Domain-Specialized NanoGPT

A hands-on project training NanoGPT (character-level GPT) models on three tiny corpora (Shakespeare, Wikipedia, and a Math textbook) to study how domain-specific data reshapes generation. I built an evaluation and interpretability workflow covering zero-shot vs few-shot transfer, softmax confidence dynamics, and gradient-based token attribution (Grad-CAM style).

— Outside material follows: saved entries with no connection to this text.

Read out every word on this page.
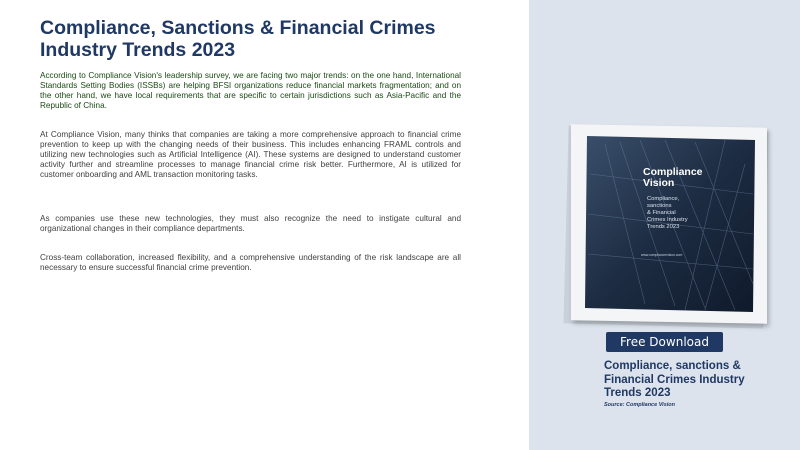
Compliance, Sanctions & Financial Crimes Industry Trends 2023

According to Compliance Vision's leadership survey, we are facing two major trends: on the one hand, International Standards Setting Bodies (ISSBs) are helping BFSI organizations reduce financial markets fragmentation; and on the other hand, we have local requirements that are specific to certain jurisdictions such as Asia-Pacific and the Republic of China.

At Compliance Vision, many thinks that companies are taking a more comprehensive approach to financial crime prevention to keep up with the changing needs of their business. This includes enhancing FRAML controls and utilizing new technologies such as Artificial Intelligence (AI). These systems are designed to understand customer activity further and streamline processes to manage financial crime risk better. Furthermore, AI is utilized for customer onboarding and AML transaction monitoring tasks.

As companies use these new technologies, they must also recognize the need to instigate cultural and organizational changes in their compliance departments.

Cross-team collaboration, increased flexibility, and a comprehensive understanding of the risk landscape are all necessary to ensure successful financial crime prevention.

Compliance
Vision
Compliance,
sanctions
& Financial
Crimes Industry
Trends 2023
www.compliancevision.com
Free Download

Compliance, sanctions & Financial Crimes Industry Trends 2023

Source: Compliance Vision
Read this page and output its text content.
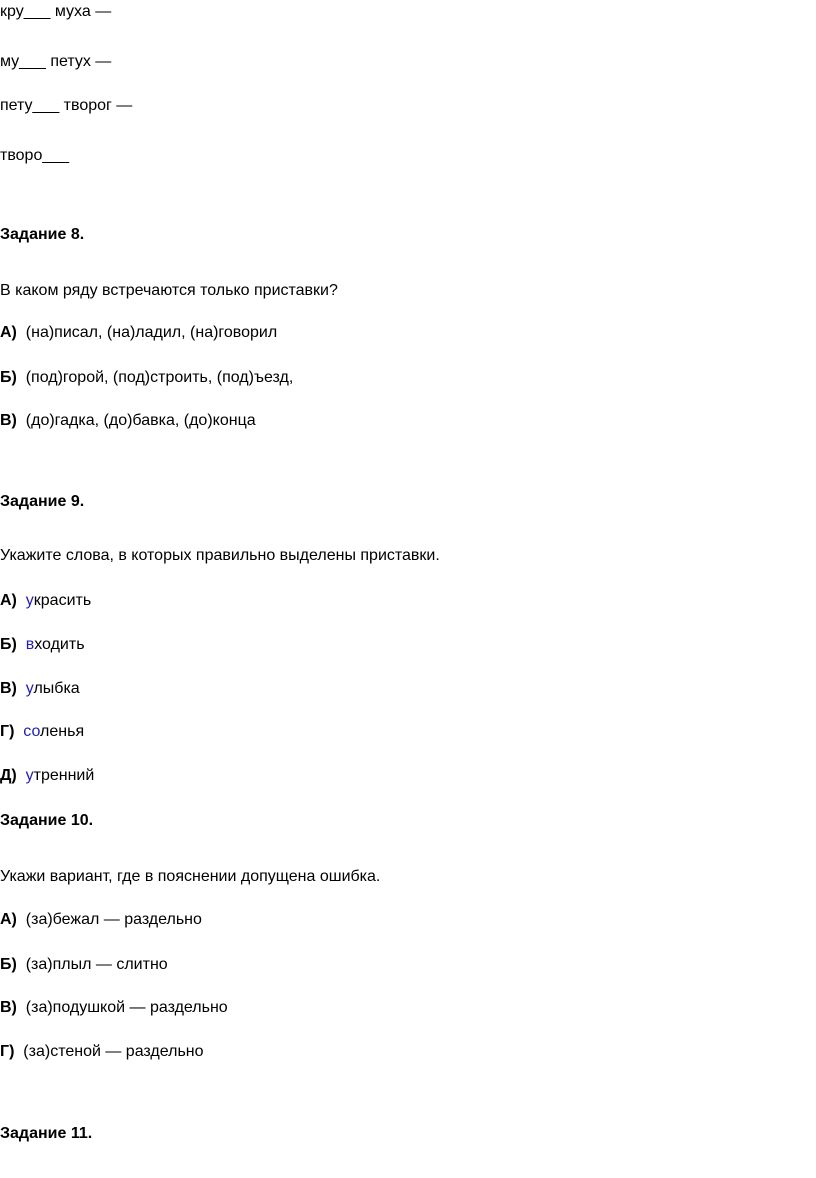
кру___ муха —

му___ петух —

пету___ творог —

творо___

Задание 8.

В каком ряду встречаются только приставки?

А) (на)писал, (на)ладил, (на)говорил

Б) (под)горой, (под)строить, (под)ъезд,

В) (до)гадка, (до)бавка, (до)конца

Задание 9.

Укажите слова, в которых правильно выделены приставки.

А) украсить

Б) входить

В) улыбка

Г) соленья

Д) утренний

Задание 10.

Укажи вариант, где в пояснении допущена ошибка.

А) (за)бежал — раздельно

Б) (за)плыл — слитно

В) (за)подушкой — раздельно

Г) (за)стеной — раздельно

Задание 11.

  • GitHub: TODO (paste repo link)
  • Demo: TODO (optional)

Notes

What I built

  • Domain training (3 models): Implemented a reusable dataset/vocabulary pipeline and trained NanoGPT checkpoints (iter_*.pt, final.pt) for Shakespeare/Wikipedia/Math.
  • Zero-shot cross-domain evaluation: Evaluated each trained model on all other corpora (loss + controlled prompt generations) to quantify distribution shift effects.
  • Few-shot transfer: Fine-tuned from early/mid/late checkpoints on a target corpus and tracked loss to compare adaptation speed vs pretraining maturity.
  • Softmax inspection: Tracked top token probabilities and entropy over checkpoints to analyze confidence sharpening and overconfidence trends.
  • Grad-CAM-style interpretability: Used embedding-gradient norms to estimate per-input-token importance for next-token predictions; exported results to CSV and generated plots across prompts/checkpoints.

Key takeaways

  • Domain data strongly changes next-token “classification” behavior (both loss and generations).
  • Few-shot adaptation is sensitive to how far training has progressed before transfer.
  • Softmax entropy provides a practical signal for confidence/saturation over training.
  • Gradient-based attribution can reveal how token importance shifts across domains and checkpoints.